There have been examples of more than one social media ‘star’ who has deleted their account in recent times, sometimes because the pressure of continuing to project ‘fake perfection’ on say Instagram has become too much, or because a plague of twittering locusts has taken one too many bites out of their psyche. Apple, to their credit, has been taking steps to allow users to switch off alerts and silence calls more easily. However Apple have a different profit model from say Facebook. Sites like Facebook have a vested interest in getting you hooked and not letting you go. Its how they make their money, and whilst making money from advertising isn’t in of itself a bad thing, to what extent (think psychological tricks to get you addicted) a company will go to keep you there, and what it will do with the information that it trawls from you (forget thee not Cambridge Analytica) is another matter. Some such companies are not necessarily entirely benevolent. And that’s putting it politely. There are of course thousands of people who are employed in the communications/social media arena who are there to make whatever positive difference they possibly can. On the other hand, the leaders of those companies are where the tone is set. I have never met Mark Zuckerberg (although I have actually met Brent Spiner) but I would love to, if for no other reason then to compare the slightly odd performance by Mr Zuckerberg during his Senate (some would say light) grilling, with the actual person, and to get a sense of who this fellow actually is.

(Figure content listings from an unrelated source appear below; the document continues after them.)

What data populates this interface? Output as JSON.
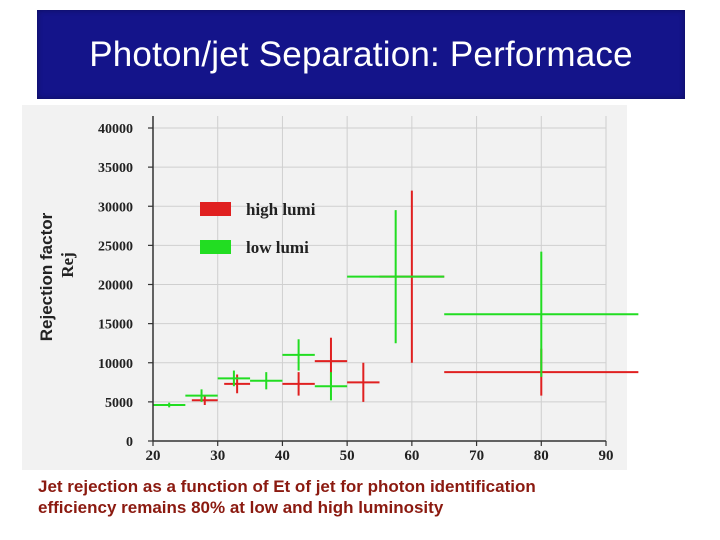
{
  "slide": {
    "title": "Photon/jet Separation: Performace",
    "caption_line1": "Jet rejection as a function of Et of jet for photon identification",
    "caption_line2": "efficiency remains 80% at low and high luminosity"
  },
  "chart_data": {
    "type": "scatter",
    "title": "",
    "xlabel": "",
    "ylabel_main": "Rejection factor",
    "ylabel_secondary": "Rej",
    "xlim": [
      20,
      90
    ],
    "ylim": [
      0,
      40000
    ],
    "x_ticks": [
      20,
      30,
      40,
      50,
      60,
      70,
      80,
      90
    ],
    "y_ticks": [
      0,
      5000,
      10000,
      15000,
      20000,
      25000,
      30000,
      35000,
      40000
    ],
    "y_tick_labels": [
      "0",
      "5000",
      "10000",
      "15000",
      "20000",
      "25000",
      "30000",
      "35000",
      "40000"
    ],
    "grid": true,
    "legend_position": "top-left",
    "series": [
      {
        "name": "high lumi",
        "color": "#e02020",
        "points": [
          {
            "x": 28,
            "xerr": 2,
            "y": 5200,
            "yerr": 600
          },
          {
            "x": 33,
            "xerr": 2,
            "y": 7300,
            "yerr": 1200
          },
          {
            "x": 42.5,
            "xerr": 2.5,
            "y": 7300,
            "yerr": 1500
          },
          {
            "x": 47.5,
            "xerr": 2.5,
            "y": 10200,
            "yerr": 3000
          },
          {
            "x": 52.5,
            "xerr": 2.5,
            "y": 7500,
            "yerr": 2500
          },
          {
            "x": 60,
            "xerr": 5,
            "y": 21000,
            "yerr": 11000
          },
          {
            "x": 80,
            "xerr": 15,
            "y": 8800,
            "yerr": 3000
          }
        ]
      },
      {
        "name": "low lumi",
        "color": "#22dd22",
        "points": [
          {
            "x": 22.5,
            "xerr": 2.5,
            "y": 4600,
            "yerr": 300
          },
          {
            "x": 27.5,
            "xerr": 2.5,
            "y": 5800,
            "yerr": 800
          },
          {
            "x": 32.5,
            "xerr": 2.5,
            "y": 8000,
            "yerr": 1000
          },
          {
            "x": 37.5,
            "xerr": 2.5,
            "y": 7700,
            "yerr": 1100
          },
          {
            "x": 42.5,
            "xerr": 2.5,
            "y": 11000,
            "yerr": 2000
          },
          {
            "x": 47.5,
            "xerr": 2.5,
            "y": 7000,
            "yerr": 1800
          },
          {
            "x": 57.5,
            "xerr": 7.5,
            "y": 21000,
            "yerr": 8500
          },
          {
            "x": 80,
            "xerr": 15,
            "y": 16200,
            "yerr": 8000
          }
        ]
      }
    ]
  }
}
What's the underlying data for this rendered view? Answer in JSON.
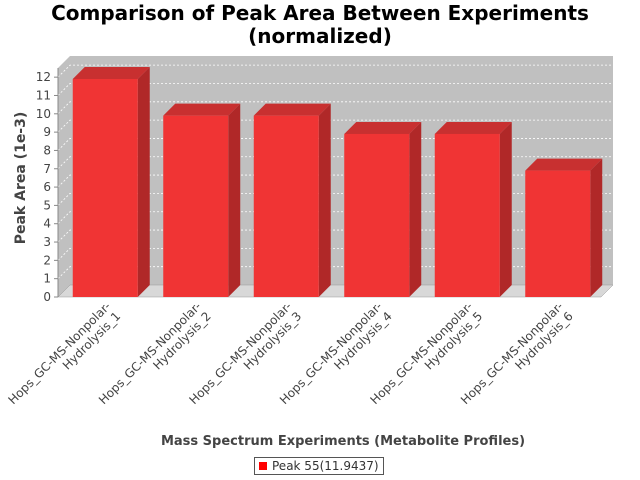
{
  "chart_data": {
    "type": "bar",
    "title_lines": [
      "Comparison of Peak Area Between Experiments",
      "(normalized)"
    ],
    "xlabel": "Mass Spectrum Experiments (Metabolite Profiles)",
    "ylabel": "Peak Area (1e-3)",
    "categories": [
      [
        "Hops_GC-MS-Nonpolar-",
        "Hydrolysis_1"
      ],
      [
        "Hops_GC-MS-Nonpolar-",
        "Hydrolysis_2"
      ],
      [
        "Hops_GC-MS-Nonpolar-",
        "Hydrolysis_3"
      ],
      [
        "Hops_GC-MS-Nonpolar-",
        "Hydrolysis_4"
      ],
      [
        "Hops_GC-MS-Nonpolar-",
        "Hydrolysis_5"
      ],
      [
        "Hops_GC-MS-Nonpolar-",
        "Hydrolysis_6"
      ]
    ],
    "series": [
      {
        "name": "Peak 55(11.9437)",
        "values": [
          11.9,
          9.9,
          9.9,
          8.9,
          8.9,
          6.9
        ]
      }
    ],
    "ylim": [
      0,
      12.5
    ],
    "yticks": [
      0,
      1,
      2,
      3,
      4,
      5,
      6,
      7,
      8,
      9,
      10,
      11,
      12
    ],
    "grid": true,
    "legend_position": "bottom",
    "colors": {
      "bar_front": "#f03434",
      "bar_side": "#b02828",
      "bar_top": "#c83030",
      "plot_bg": "#c0c0c0",
      "floor": "#d8d8d8"
    }
  }
}
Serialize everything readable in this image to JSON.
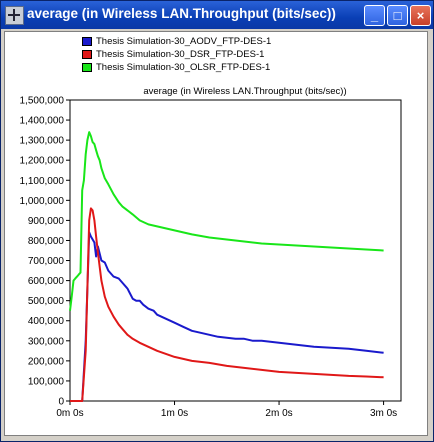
{
  "window": {
    "title": "average (in Wireless LAN.Throughput (bits/sec))",
    "buttons": {
      "minimize": "_",
      "maximize": "□",
      "close": "×"
    }
  },
  "legend": [
    {
      "label": "Thesis Simulation-30_AODV_FTP-DES-1",
      "color": "#1a1acc"
    },
    {
      "label": "Thesis Simulation-30_DSR_FTP-DES-1",
      "color": "#e01818"
    },
    {
      "label": "Thesis Simulation-30_OLSR_FTP-DES-1",
      "color": "#19e619"
    }
  ],
  "chart_data": {
    "type": "line",
    "title": "average (in Wireless LAN.Throughput (bits/sec))",
    "xlabel": "",
    "ylabel": "",
    "x_unit": "seconds",
    "xlim": [
      0,
      190
    ],
    "ylim": [
      0,
      1500000
    ],
    "xticks": [
      {
        "value": 0,
        "label": "0m 0s"
      },
      {
        "value": 60,
        "label": "1m 0s"
      },
      {
        "value": 120,
        "label": "2m 0s"
      },
      {
        "value": 180,
        "label": "3m 0s"
      }
    ],
    "yticks": [
      0,
      100000,
      200000,
      300000,
      400000,
      500000,
      600000,
      700000,
      800000,
      900000,
      1000000,
      1100000,
      1200000,
      1300000,
      1400000,
      1500000
    ],
    "ytick_labels": [
      "0",
      "100,000",
      "200,000",
      "300,000",
      "400,000",
      "500,000",
      "600,000",
      "700,000",
      "800,000",
      "900,000",
      "1,000,000",
      "1,100,000",
      "1,200,000",
      "1,300,000",
      "1,400,000",
      "1,500,000"
    ],
    "grid": false,
    "series": [
      {
        "name": "Thesis Simulation-30_AODV_FTP-DES-1",
        "color": "#1a1acc",
        "x": [
          0,
          7,
          9,
          11,
          12,
          14,
          15,
          16,
          18,
          20,
          22,
          25,
          28,
          30,
          33,
          36,
          38,
          40,
          42,
          45,
          48,
          50,
          55,
          60,
          65,
          70,
          75,
          80,
          85,
          90,
          95,
          100,
          105,
          110,
          115,
          120,
          130,
          140,
          150,
          160,
          170,
          180
        ],
        "y": [
          0,
          0,
          300000,
          840000,
          820000,
          790000,
          720000,
          770000,
          700000,
          690000,
          650000,
          620000,
          610000,
          590000,
          560000,
          510000,
          500000,
          500000,
          480000,
          460000,
          450000,
          430000,
          410000,
          390000,
          370000,
          350000,
          340000,
          330000,
          320000,
          315000,
          310000,
          310000,
          300000,
          300000,
          295000,
          290000,
          280000,
          270000,
          265000,
          260000,
          250000,
          240000
        ]
      },
      {
        "name": "Thesis Simulation-30_DSR_FTP-DES-1",
        "color": "#e01818",
        "x": [
          0,
          7,
          9,
          11,
          12,
          13,
          14,
          15,
          16,
          18,
          20,
          22,
          25,
          28,
          30,
          33,
          36,
          40,
          45,
          50,
          60,
          70,
          80,
          90,
          100,
          110,
          120,
          130,
          140,
          150,
          160,
          170,
          180
        ],
        "y": [
          0,
          0,
          250000,
          900000,
          960000,
          950000,
          900000,
          820000,
          740000,
          600000,
          520000,
          470000,
          420000,
          380000,
          360000,
          330000,
          310000,
          290000,
          270000,
          250000,
          220000,
          200000,
          190000,
          175000,
          165000,
          155000,
          145000,
          140000,
          135000,
          130000,
          125000,
          122000,
          118000
        ]
      },
      {
        "name": "Thesis Simulation-30_OLSR_FTP-DES-1",
        "color": "#19e619",
        "x": [
          0,
          1,
          2,
          3,
          4,
          5,
          6,
          7,
          8,
          9,
          10,
          11,
          12,
          13,
          14,
          15,
          16,
          17,
          18,
          20,
          22,
          25,
          28,
          30,
          33,
          36,
          40,
          45,
          50,
          55,
          60,
          65,
          70,
          80,
          90,
          100,
          110,
          120,
          130,
          140,
          150,
          160,
          170,
          180
        ],
        "y": [
          450000,
          520000,
          600000,
          610000,
          620000,
          630000,
          640000,
          1050000,
          1100000,
          1230000,
          1300000,
          1340000,
          1320000,
          1290000,
          1280000,
          1250000,
          1220000,
          1200000,
          1160000,
          1110000,
          1080000,
          1030000,
          990000,
          970000,
          950000,
          930000,
          900000,
          880000,
          870000,
          860000,
          850000,
          840000,
          830000,
          815000,
          805000,
          795000,
          785000,
          780000,
          775000,
          770000,
          765000,
          760000,
          755000,
          750000
        ]
      }
    ]
  }
}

However, that may or may not happen, and so it’s important to focus in the first instance on what we can immediately control. What can we do to use the smartphone in a smarter way? Here are some tips:

1) Don’t look at your phone (or indeed laptop, tablet) within an hour of trying to get to sleep (it’s the blue light and/or the ‘stimulation’ of emails etc.)

 

2) Don’t sleep with the phone within twelve feet of your head. It doesn’t sit there totally inert!

 

3) If you actually use the phone as a phone, use it in ‘speaker mode’ that way you won’t be pressing it against your skull (which by the way the manufacturers do not recommend amyway).

 

4) Reduce the number of your social media contacts. Some psychologists suggest that the maximum number ‘friends’ that we can cope with in our ‘tribe’ is around 150 to 200.

 

5) If you are watching TV with others, then watch the TV! If the program doesn’t suit, then go and do something else. One of the benefits of TV can be the shared experience, and if you aren’t mentally in the room (i.e. you are watching something else on your phone) you are missing out on that. P.S. don’t watch too much TV either!

 

6) Spend time physically being in the presence of others. And when you do, switch off your phones. It is not only distracting, it is also rude, and you are not processing the full experience of the conversation in a way that you might. It’s possible for example that you are missing out on some clues that would suggest that this person might be upset. Or perhaps they have some important news to tell you, but they decide not to because you appear ‘distracted’.

 

7) Get outdoors. Get outdoors as much as you can, not only is the fresh air and exercise good for us, it can have a calming effect, which is very often not the case when engaged in the digital world.

 

8) Always remember that who you are as a person, the benefits that you can bring to the world and to your friends, is not measured by likes (or indeed dislikes) and tweets or retweets. This should have no bearing on your sense of self worth. Last months ‘twitter storm’ is often long forgotten, like digital fish and chip paper, and you should forget about it too.

 

9) If you find yourself being badly let down by a communications or social media provider, then walk away. There are always other options, and if you continue to ‘support’ any nefarious practices, then those practices will continue. ‘But I am only one person’ you may say to yourself. Yes, but if everyone thinks like that, then nothing will ever change. If you can’t walk away, then cut down on your usage, drastically. It will do you the world of good. And remember, compared to what you get from them, what you provide some of these companies is actually priceless. Information? No…your time!